Something to think about...

...the dignity and importance of the smith's art is at once apparent. While others besides him use hammers, it is to the smith that they all must go for their hammers.

-Richardson

Wednesday, December 19, 2007

The Polished Edge

Here's a quote I found in Richardson's book by a smith of the 19th century. It helps understand clearly the value of polishing the edges of knives and cutting tools.

All cutting and piercing edge-tools operate on the principle of the wedge. A brad-awl furnishes an example which all can readily understand. The cutting edge of the awl severs the fibres of wood as the instrument enters, and the particles are compressed into a smaller compass, in the same manner as when a piece of wood is separated by a wedge. A chisel is a wedge in one sense; and an ax, drawing knife, or jack-knife is also a wedge. When a keen-edged razor is made to clip a hair or to remove a man’s beard, it operates on the principle of the wedge.

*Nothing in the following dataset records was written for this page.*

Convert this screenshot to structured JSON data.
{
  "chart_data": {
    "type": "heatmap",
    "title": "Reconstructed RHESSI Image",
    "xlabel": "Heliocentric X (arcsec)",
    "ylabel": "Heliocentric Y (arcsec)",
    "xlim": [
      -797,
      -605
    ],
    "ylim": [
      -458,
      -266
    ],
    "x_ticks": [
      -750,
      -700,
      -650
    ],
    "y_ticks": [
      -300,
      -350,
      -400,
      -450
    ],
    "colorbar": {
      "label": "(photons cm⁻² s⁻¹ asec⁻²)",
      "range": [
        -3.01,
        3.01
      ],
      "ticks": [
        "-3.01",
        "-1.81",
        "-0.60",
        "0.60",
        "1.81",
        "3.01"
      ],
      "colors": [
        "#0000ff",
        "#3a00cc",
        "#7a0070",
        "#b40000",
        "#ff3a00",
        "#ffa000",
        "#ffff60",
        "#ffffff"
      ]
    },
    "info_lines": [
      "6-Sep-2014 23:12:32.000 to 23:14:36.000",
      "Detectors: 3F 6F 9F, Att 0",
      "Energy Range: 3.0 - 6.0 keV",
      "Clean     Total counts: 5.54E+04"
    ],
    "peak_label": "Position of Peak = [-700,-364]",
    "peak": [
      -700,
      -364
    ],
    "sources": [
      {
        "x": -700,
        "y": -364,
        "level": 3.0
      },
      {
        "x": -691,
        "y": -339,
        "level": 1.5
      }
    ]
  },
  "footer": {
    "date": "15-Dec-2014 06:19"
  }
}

Every intelligent mechanic understands that when a wedge is dressed out smoothly, it may be driven in with much less force than if its surface were left jagged and rough. The same idea holds good with respect to edge-tools. If the cutting edge be ground and whet to as fine an edge as may be practicable with a fine-gritted whet-stone, and if the surface back of the cutting edge be ground smooth and true, and polished neatly, so that one can discern the color of his eyes by means of the polished surface, the tool will enter whatever is to be cut by the application of much less force than if the surfaces were left as rough as they usually are when the tool leaves the grindstone. All edge-tools, such as axes, chisels and planes, that are operated with a crushing instead of a drawing stroke, should be polished neatly clear to the cutting edge, to facilitate their entrance into the substance to be cut.